Matthew Mosk of the Washington Post published an article on Page 1 of the Post today, in which he reported “unusual” donations to John McCain’s campaign. While it never actually charged wrongdoing, it alleged it much like the NYT’s McCain/Lobbyist article. Only one problem with the article: The “unusual” donors never actually donated to McCain’s campaign. Seriously.

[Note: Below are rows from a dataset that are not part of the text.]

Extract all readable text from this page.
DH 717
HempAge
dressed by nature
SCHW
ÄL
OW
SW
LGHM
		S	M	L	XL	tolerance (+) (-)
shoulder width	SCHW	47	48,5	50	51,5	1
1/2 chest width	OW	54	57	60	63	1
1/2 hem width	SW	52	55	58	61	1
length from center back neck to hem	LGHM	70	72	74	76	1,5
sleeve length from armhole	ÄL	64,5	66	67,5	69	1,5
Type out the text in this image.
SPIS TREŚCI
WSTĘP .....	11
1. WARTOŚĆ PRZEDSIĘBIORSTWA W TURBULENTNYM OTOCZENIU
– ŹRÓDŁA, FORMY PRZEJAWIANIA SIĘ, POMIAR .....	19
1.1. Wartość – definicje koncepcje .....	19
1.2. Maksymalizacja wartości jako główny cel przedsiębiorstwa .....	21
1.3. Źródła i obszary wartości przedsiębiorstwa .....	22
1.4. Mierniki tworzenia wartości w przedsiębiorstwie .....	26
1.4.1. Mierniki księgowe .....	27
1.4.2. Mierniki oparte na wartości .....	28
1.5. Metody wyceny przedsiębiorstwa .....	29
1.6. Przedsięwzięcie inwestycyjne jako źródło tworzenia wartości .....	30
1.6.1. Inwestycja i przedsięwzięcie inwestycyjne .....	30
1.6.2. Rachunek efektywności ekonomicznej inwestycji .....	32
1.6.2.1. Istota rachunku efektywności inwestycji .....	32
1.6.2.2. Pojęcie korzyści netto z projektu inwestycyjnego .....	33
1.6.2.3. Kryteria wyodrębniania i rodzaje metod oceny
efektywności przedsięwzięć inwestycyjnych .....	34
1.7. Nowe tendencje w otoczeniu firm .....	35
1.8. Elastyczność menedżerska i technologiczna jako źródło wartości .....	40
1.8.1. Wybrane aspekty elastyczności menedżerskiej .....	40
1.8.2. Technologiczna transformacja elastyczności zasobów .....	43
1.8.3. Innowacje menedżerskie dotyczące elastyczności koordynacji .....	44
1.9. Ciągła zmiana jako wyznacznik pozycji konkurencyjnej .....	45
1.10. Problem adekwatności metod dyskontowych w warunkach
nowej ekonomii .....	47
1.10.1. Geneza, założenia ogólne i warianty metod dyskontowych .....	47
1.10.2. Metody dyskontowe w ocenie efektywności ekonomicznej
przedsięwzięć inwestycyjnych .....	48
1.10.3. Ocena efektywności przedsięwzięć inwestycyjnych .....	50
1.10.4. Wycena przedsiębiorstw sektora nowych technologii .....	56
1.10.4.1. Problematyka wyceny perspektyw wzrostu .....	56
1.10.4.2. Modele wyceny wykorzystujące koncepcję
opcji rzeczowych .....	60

The Post issued the following correction:
Correction to This Article
The first name of McCain donor Faisal Abdullah was misspelled in some versions of this story, including in the print edition of The Washington Post. Also, the article incorrectly identified a Rite Aide manager and two Twilight Hookah Lounge owners as being among the donors Sargeant solicited on behalf of McCain. Those donors – Rite Aid manager Ibrahim Marabeh, and the lounge owners, Nadia and Shawn Abdalla – wrote checks to Giuliani and Clinton, not McCain.The bundle of $2,300 and $4,600 checks that poured into Sen. John McCain’s presidential campaign on March 12 came from an unlikely group of California donors: a mechanic from D&D Auto Repair in Whittier, the manager of Rite Aid Pharmacy No. 5727, the 30-something owners of the Twilight Hookah Lounge in Fullerton.
Translation: So you know all of those people we said unusually donated to McCain? Well, they never actually donated to him.
It would’ve likely gone unnoticed if not for the work of Amanda Carpenter:
That means these people Mosk alleged had been somehow forced to make campaign contributions to McCain through a third-party bundler NEVER DONATED MONEY TO MCCAIN.
The very lede of Mosk’s front-page story, included in my previous post linked above, was wrong. What’s going on with the Washington Post? How could they have blown this one so badly? And where did the March 12 contribution date come from?
Thank God for their layers and layers of editors and fact-checkers!